The “Why” Behind the High Ratings: Protections and Expert Opinion
It’s natural to ask how certificates tied to a ‘B+’ rated airline can achieve ratings as high as ‘A+’. The answer lies in a multi-layered system of structural protections designed to insulate investors from the airline’s own credit risk. S&P Global Ratings provides a “credit uplift” based on two main factors: the likelihood of affirmation in bankruptcy and the quality of the collateral. For the Class A certificates, this resulted in a nine-notch uplift from AAL’s corporate rating.
The first layer of protection is the high probability that, even if American Airlines were to face bankruptcy, it would choose to “affirm” the debt and continue making payments on these specific aircraft. Because the planes are new, fuel-efficient, and essential to its operations, the airline would have a strong incentive to keep them. The transaction is also cross-collateralized and cross-defaulted, meaning AAL can’t pick and choose which planes to keep from the pool; it must assume the obligations for all 25 or risk losing them all. This structure heavily favors affirmation.
The second major protection is a liquidity facility, provided by Natixis S.A. (rated ‘A+’), which covers up to 18 months of interest payments for certificate holders. This facility acts as a crucial buffer. If AAL were to stop paying, this liquidity would give investors time to negotiate with the airline or, if necessary, repossess and sell the aircraft without missing interest income. Furthermore, the legal documentation includes language intended to ensure a fair, market-value sale of the aircraft in a repossession scenario, a lesson learned from past airline bankruptcies.
Conclusion: A Strategic Move in a Favorable Market
American Airlines’ Series 2025-1 EETC is a textbook example of how major airlines leverage sophisticated financial tools to fund their growth and modernization. By isolating the credit risk of high-quality, essential aircraft from its broader corporate credit profile, AAL can access capital at more favorable terms. The high preliminary ratings from S&P Global Ratings underscore the market’s confidence in this specific financing structure, the quality of the underlying assets, and the robust legal protections in place for investors.

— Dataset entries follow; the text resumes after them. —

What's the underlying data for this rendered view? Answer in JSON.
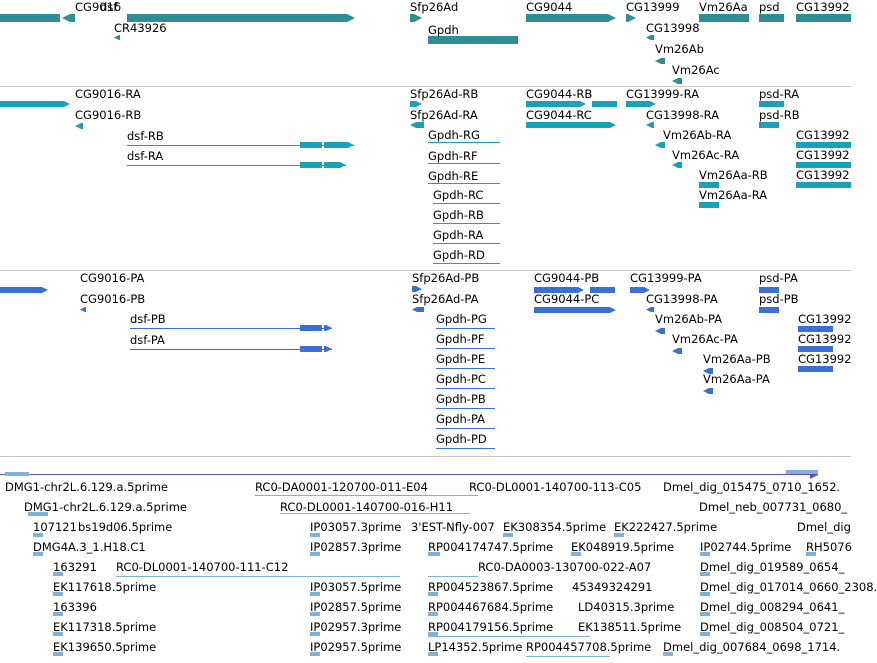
{
  "tracks": [
    {
      "name": "gene",
      "color": "#2e8e93",
      "labels": [
        "CG9016",
        "dsf",
        "CR43926",
        "Sfp26Ad",
        "Gpdh",
        "CG9044",
        "CG13999",
        "CG13998",
        "Vm26Aa",
        "Vm26Ab",
        "Vm26Ac",
        "psd",
        "CG13992"
      ]
    },
    {
      "name": "transcript",
      "color": "#1aa0b8",
      "labels": [
        "CG9016-RA",
        "CG9016-RB",
        "dsf-RB",
        "dsf-RA",
        "Sfp26Ad-RB",
        "Sfp26Ad-RA",
        "Gpdh-RG",
        "Gpdh-RF",
        "Gpdh-RE",
        "Gpdh-RC",
        "Gpdh-RB",
        "Gpdh-RA",
        "Gpdh-RD",
        "CG9044-RB",
        "CG9044-RC",
        "CG13999-RA",
        "CG13998-RA",
        "Vm26Ab-RA",
        "Vm26Ac-RA",
        "Vm26Aa-RB",
        "Vm26Aa-RA",
        "psd-RA",
        "psd-RB",
        "CG13992",
        "CG13992",
        "CG13992"
      ]
    },
    {
      "name": "polypeptide",
      "color": "#3a6fd6",
      "labels": [
        "CG9016-PA",
        "CG9016-PB",
        "dsf-PB",
        "dsf-PA",
        "Sfp26Ad-PB",
        "Sfp26Ad-PA",
        "Gpdh-PG",
        "Gpdh-PF",
        "Gpdh-PE",
        "Gpdh-PC",
        "Gpdh-PB",
        "Gpdh-PA",
        "Gpdh-PD",
        "CG9044-PB",
        "CG9044-PC",
        "CG13999-PA",
        "CG13998-PA",
        "Vm26Ab-PA",
        "Vm26Ac-PA",
        "Vm26Aa-PB",
        "Vm26Aa-PA",
        "psd-PA",
        "psd-PB",
        "CG13992",
        "CG13992",
        "CG13992"
      ]
    },
    {
      "name": "ests",
      "color": "#7fb2d9",
      "accent": "#6a4fb0",
      "labels": [
        "DMG1-chr2L.6.129.a.5prime",
        "RC0-DA0001-120700-011-E04",
        "RC0-DL0001-140700-113-C05",
        "Dmel_dig_015475_0710_1652.",
        "DMG1-chr2L.6.129.a.5prime",
        "RC0-DL0001-140700-016-H11",
        "Dmel_neb_007731_0680_",
        "107121",
        "bs19d06.5prime",
        "IP03057.3prime",
        "3'EST-Nfly-007",
        "EK308354.5prime",
        "EK222427.5prime",
        "Dmel_dig",
        "DMG4A.3_1.H18.C1",
        "IP02857.3prime",
        "RP004174747.5prime",
        "EK048919.5prime",
        "IP02744.5prime",
        "RH5076",
        "163291",
        "RC0-DL0001-140700-111-C12",
        "RC0-DA0003-130700-022-A07",
        "Dmel_dig_019589_0654_",
        "EK117618.5prime",
        "IP03057.5prime",
        "RP004523867.5prime",
        "45349324291",
        "Dmel_dig_017014_0660_2308.",
        "163396",
        "IP02857.5prime",
        "RP004467684.5prime",
        "LD40315.3prime",
        "Dmel_dig_008294_0641_",
        "EK117318.5prime",
        "IP02957.3prime",
        "RP004179156.5prime",
        "EK138511.5prime",
        "Dmel_dig_008504_0721_",
        "EK139650.5prime",
        "IP02957.5prime",
        "LP14352.5prime",
        "RP004457708.5prime",
        "Dmel_dig_007684_0698_1714."
      ]
    }
  ]
}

Looking ahead, the transaction is well-timed. S&P notes the potential for favorable aircraft supply-and-demand dynamics for several years, driven by global fleet replacement cycles and steady passenger growth. This suggests that the value of the collateral is likely to remain strong, further securing the investment. For American Airlines, this deal provides the capital needed to integrate next-generation aircraft into its fleet, enhancing efficiency and competitiveness. For the broader aviation industry, it reaffirms the EETC as a resilient and vital financing mechanism that helps keep the skies busy and the fleets modern.
FAQ
Question: What is an EETC?
Answer: An Enhanced Equipment Trust Certificate (EETC) is a type of financial security used by airlines to finance the purchase of aircraft. Investors buy certificates, and the funds are used to buy the planes, which then serve as collateral for the investment. It includes structural enhancements like liquidity facilities to make it more secure than lending directly to the airline.
Question: Why are the EETC ratings so much higher than American Airlines’ corporate rating?
Answer: The ratings are higher due to strong investor protections that are separate from the airline’s overall financial health. These include the high quality and essential nature of the aircraft collateral, a low loan-to-value ratio, a liquidity facility to cover interest payments, and legal structures that make it highly likely the airline would continue payments even during bankruptcy.
Question: What aircraft are included in this deal?
Answer: The deal is collateralized by 25 new aircraft: two Airbus A321XLRs, twelve Boeing 737 MAX 8s, three Boeing 787-9s, and eight Embraer ERJ 175LRs. These are considered core to American Airlines’ regional and long-haul strategies.